In the current study, an optimized proteomics approach was employed to discover novel serum-based biomarkers for ESCC, and unveil abnormal signal pathways. Gene ontology (GO) enrichment analysis was done by Gene Set Enrichment Analysis (GSEA) and Metascape database, respectively. Pathway analysis was accomplished by GeneCards database. The correlation coefficient was assessed using Pearson and distance correlation analyses. Prioritized candidates were further verified in two independent validation sets by enzyme-linked immunosorbent assay (ELISA) and immunohistochemistry (IHC) staining.
A total of 633 non-redundant proteins were identified in the serum of patients with ESCC, of which 59 and 10 proteins displayed a more than 1.5-fold increase or decrease compared with healthy controls. Verification was performed for six candidate biomarkers, including S100A8/A9, SAA1, ENO1, TPI1 and PGAM1. Receiver operating characteristics (ROC) curve plotting showed the high diagnostic sensitivity and specificity of these six protein molecules as a biomarker panel: the area under characteristic curve (AUC) is up to 0.945. Differentially expressed proteins were subjected to functional enrichment analysis, which revealed the dysregulation of signaling pathways mainly involved in glycolysis, TLR4, HIF-1α, Cori cycle, TCA cycle, folate metabolism, and platelet degranulation. The latter finding was all the more noteworthy as a strong positive correlation was discovered between activated glycolysis and TLR4 pathways and unfavorable clinicopathological TNM stages in ESCC.
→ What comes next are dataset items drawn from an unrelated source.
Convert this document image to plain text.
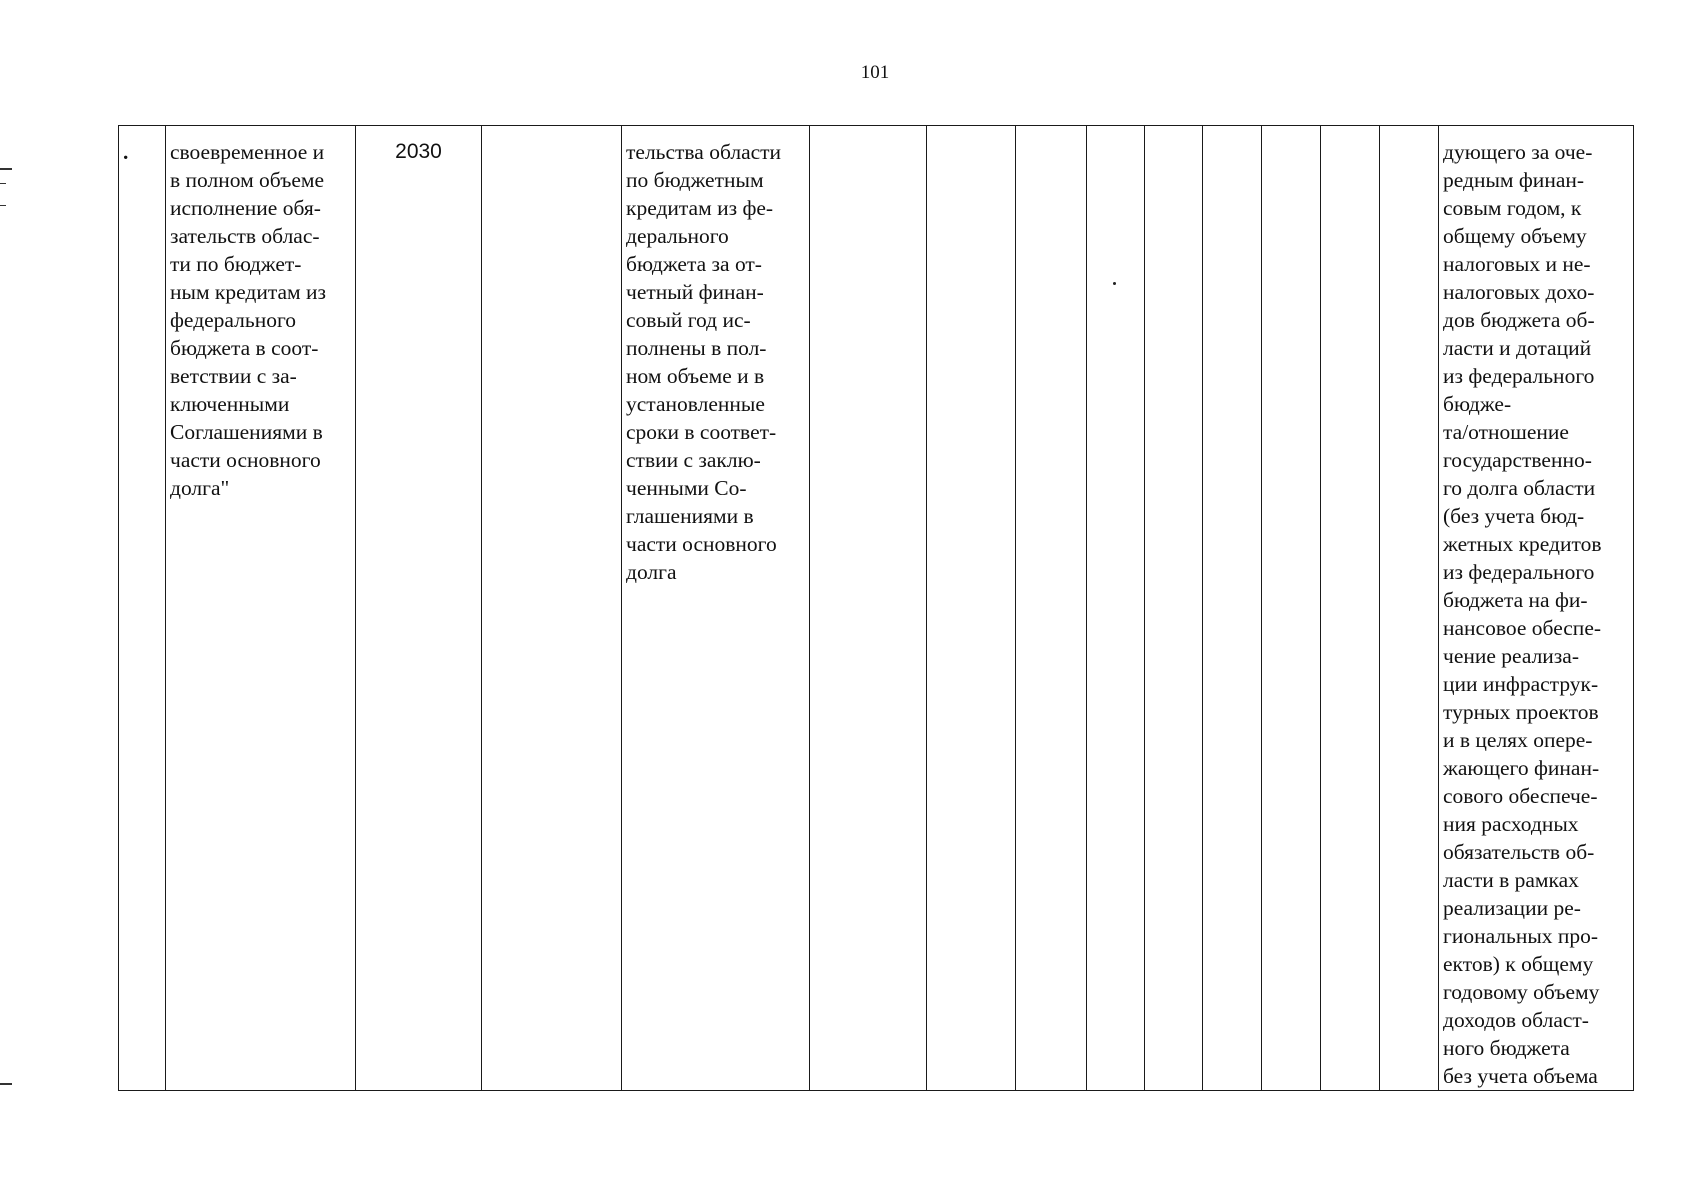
101
.	своевременное и
в полном объеме
исполнение обя-
зательств облас-
ти по бюджет-
ным кредитам из
федерального
бюджета в соот-
ветствии с за-
ключенными
Соглашениями в
части основного
долга"	2030		тельства области
по бюджетным
кредитам из фе-
дерального
бюджета за от-
четный финан-
совый год ис-
полнены в пол-
ном объеме и в
установленные
сроки в соответ-
ствии с заклю-
ченными Со-
глашениями в
части основного
долга										дующего за оче-
редным финан-
совым годом, к
общему объему
налоговых и не-
налоговых дохо-
дов бюджета об-
ласти и дотаций
из федерального
бюдже-
та/отношение
государственно-
го долга области
(без учета бюд-
жетных кредитов
из федерального
бюджета на фи-
нансовое обеспе-
чение реализа-
ции инфраструк-
турных проектов
и в целях опере-
жающего финан-
сового обеспече-
ния расходных
обязательств об-
ласти в рамках
реализации ре-
гиональных про-
ектов) к общему
годовому объему
доходов област-
ного бюджета
без учета объема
Our findings propose a potential serum biomarker panel for the early detection and diagnosis of ESCC, which could potentially broaden insights into the characteristics of ESCC from the proteomic perspective.
食管鳞状细胞癌(ESCC)是一种常见的消化道恶性肿瘤,在全球范围内发病率高且预后不佳。然而,ESCC临床诊断的可靠生物标志物及其潜在的信号通路仍未完全明确。血清蛋白质组可能为ESCC的早期诊断和新分子见解的发现提供有价值的线索。
在本研究中,采用优化的蛋白质组学方法来发现ESCC基于血清的新型生物标志物,并揭示异常信号通路。基因本体(GO)富集分析分别通过基因集富集分析(GSEA)和Metascape数据库完成。通路分析通过GeneCards数据库完成。使用Pearson和距离相关性分析评估相关系数。通过酶联免疫吸附测定(ELISA)和免疫组织化学(IHC)染色在两个独立的验证集中进一步验证优先候选物。
在ESCC患者血清中共鉴定出633种非冗余蛋白,其中59种和10种蛋白与健康对照相比显示出超过1.5倍的增加或减少。对六种候选生物标志物进行了验证,包括S100A8/A9、SAA1、ENO1、TPI1和PGAM1。受试者工作特征(ROC)曲线绘制显示这六种蛋白质分子作为生物标志物组合具有高诊断敏感性和特异性:特征曲线下面积(AUC)高达0.945。对差异表达蛋白进行功能富集分析,揭示了主要参与糖酵解、TLR4、HIF-1α、科里循环、三羧酸循环、叶酸代谢和血小板脱颗粒的信号通路失调。后一发现更值得注意,因为在ESCC中发现活化的糖酵解和TLR4通路与不利的临床病理TNM分期之间存在强正相关。
我们的研究结果提出了一种用于ESCC早期检测和诊断的潜在血清生物标志物组合,这可能从蛋白质组学角度潜在地拓宽对ESCC特征的认识。